Ve Donald Trump'ın her ne kadar “görüşmenin olmayacağını” söylese de, bu yaşanan gelişmeler üzerine, belirlenmiş olan yer ve tarihte zirveye geleceğini açıklaması...

Tarihi bir buluşma idi. Kimileri bu görüşmeyi, Sosyalist Kore'nin emperyalizme boyun eğmesi olarak nitelendirse de, gelişmeleri takip edenler açısından bakıldığında, sosyalizmin emperyalizme diz çöktürmesinden başka bir şey değildi. Onca hamasi nutuğa rağmen “emperyalist dünyanın lideri” Trump,12 Haziran günü Singapur'a geldi.

Ve Kore Savaşı'ndan bu yana ilk kez bir ABD Başkanı ile Kuzey Kore Devlet Başkanı görüşmüş oldu. 38 dakika süren ikili görüşmede, taraflar bir anlaşma imzaladı, ancak anlaşmanın ayrıntıları henüz açıklanmadı. Amerika nükleer silahsızlanmanın kalıcı olmasını talep ederken, KDHC ekonomik ambargonun gevşetilmesini istiyor. İmzalanan metinle birlikte, ABD Dışişleri Bakanı ile Kuzey Koreli bir yetkili yeni işbirliğinin detaylarını belirlemek için müzakerelere başlayacak. Güney Kore'de bulunan ABD askeri yığınağı için ABD, “Askeri kapasitelerimizi bugün azaltmayacağız. Bir noktadan sonra evet, ama henüz değil” diyerek yançizdi. Bununla birlikte, Güney Kore ile ortak askeri tatbikatlara son vereceklerini açıkladı.

Trump, Washington'a döner dönmez bir açıklama yaparak, "Artık Kuzey Kore bir nükleer tehdit değil. Şimdi herkes kendini daha güvende hissedebilir. Kuzey Kore bizim için artık en büyük ve en tehlikeli problem değil” dedi.

KDHC basını da Trump'ın verdiği tavizleri Pyongyang için bir kazanım olarak nitelendirerek, görüşme için "yüzyılın toplantısı" dedi. Bu arada, Kuzey Kore'de tutuklu ABD vatandaşları serbest bırakılarak evlerine gönderildi.

-Buraya birkaç not daha ekleyelim: Trump'ın görüşmeler boyunca Kim'e yapmaya çalıştığı “samimi” yaklaşımlar, Kim'in olanca ciddiyetiyle geri durmasıyla karşılandı. Trump evine döndüğünde, Kim konuşurken halkının pür dikkat onu dinlediğini,kendisinin de Amerikalılar tarafından böyle dinlenmek istediğinden yakınıyordu...
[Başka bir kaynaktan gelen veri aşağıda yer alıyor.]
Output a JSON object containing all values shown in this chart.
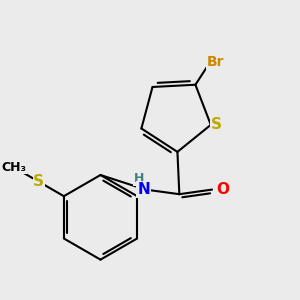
{
  "background_color": "#ebebeb",
  "atom_colors": {
    "C": "#000000",
    "H": "#408080",
    "N": "#0000ff",
    "O": "#ff0000",
    "S": "#bbaa00",
    "Br": "#cc8800"
  },
  "bond_color": "#000000",
  "bond_width": 1.5,
  "font_size_atoms": 11,
  "font_size_br": 10,
  "font_size_nh": 10
}
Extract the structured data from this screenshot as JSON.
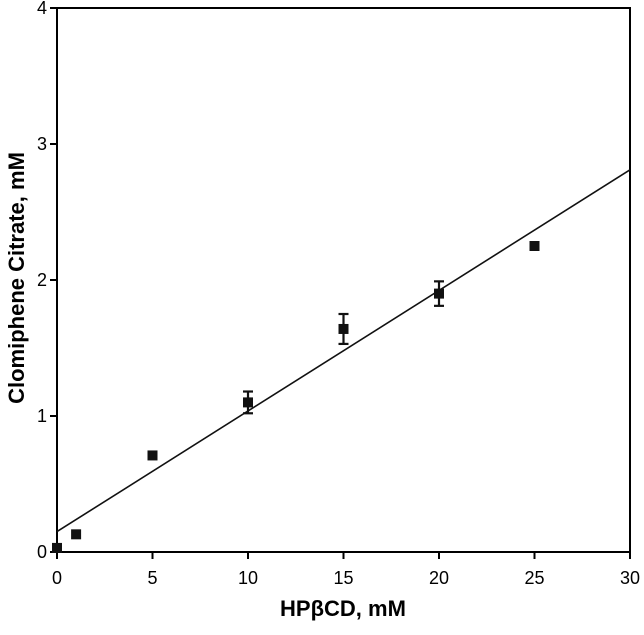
{
  "chart_data": {
    "type": "scatter",
    "xlabel": "HPβCD, mM",
    "ylabel": "Clomiphene Citrate, mM",
    "xlim": [
      0,
      30
    ],
    "ylim": [
      0,
      4
    ],
    "x_ticks": [
      0,
      5,
      10,
      15,
      20,
      25,
      30
    ],
    "y_ticks": [
      0,
      1,
      2,
      3,
      4
    ],
    "x_tick_labels": [
      "0",
      "5",
      "10",
      "15",
      "20",
      "25",
      "30"
    ],
    "y_tick_labels": [
      "0",
      "1",
      "2",
      "3",
      "4"
    ],
    "grid": false,
    "legend": "none",
    "series": [
      {
        "marker": "square",
        "x": [
          0,
          1,
          5,
          10,
          15,
          20,
          25
        ],
        "y": [
          0.03,
          0.13,
          0.71,
          1.1,
          1.64,
          1.9,
          2.25
        ],
        "y_error": [
          0,
          0,
          0,
          0.08,
          0.11,
          0.09,
          0
        ]
      }
    ],
    "fit_line": {
      "type": "linear",
      "x": [
        0,
        30
      ],
      "y": [
        0.15,
        2.81
      ]
    },
    "colors": {
      "marker": "#111111",
      "line": "#111111",
      "axis": "#000000"
    }
  }
}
Görüşmelerin ardından BMGK nezdinde girişimde bulunan Rusya, Kuzey Kore’ye yönelik ekonomik yaptırımların aşamalı olarak kaldırılması çağrısı yaptı. Çin Halk Cumhuriyeti de yaptırımların aşamalı olarak kaldırılmasını istedi.

Ancak ABD yönetimi ekonomik yaptırımların kaldırılması için, Kuzey Kore’nin nükleerden arınmaya yönelik gerçekçi ilerlemeler sağlamasının beklenmesinde ısrarcı.

Zaman, devrimin lehine işlemeye devam ediyor. Emperyalist kapitalist sistemin içinde olduğu bunalım, yaşadığı çelişkiler, sosyalizmi daha güçlü bir alternatif olarak öne çıkarıyor. Çok da uzun olmayan bir gelecekte, Kore Yarımadasının bütününün kızıl bayraklarla donatılacağını göreceğimizden Kim Jong Un gibi eminiz.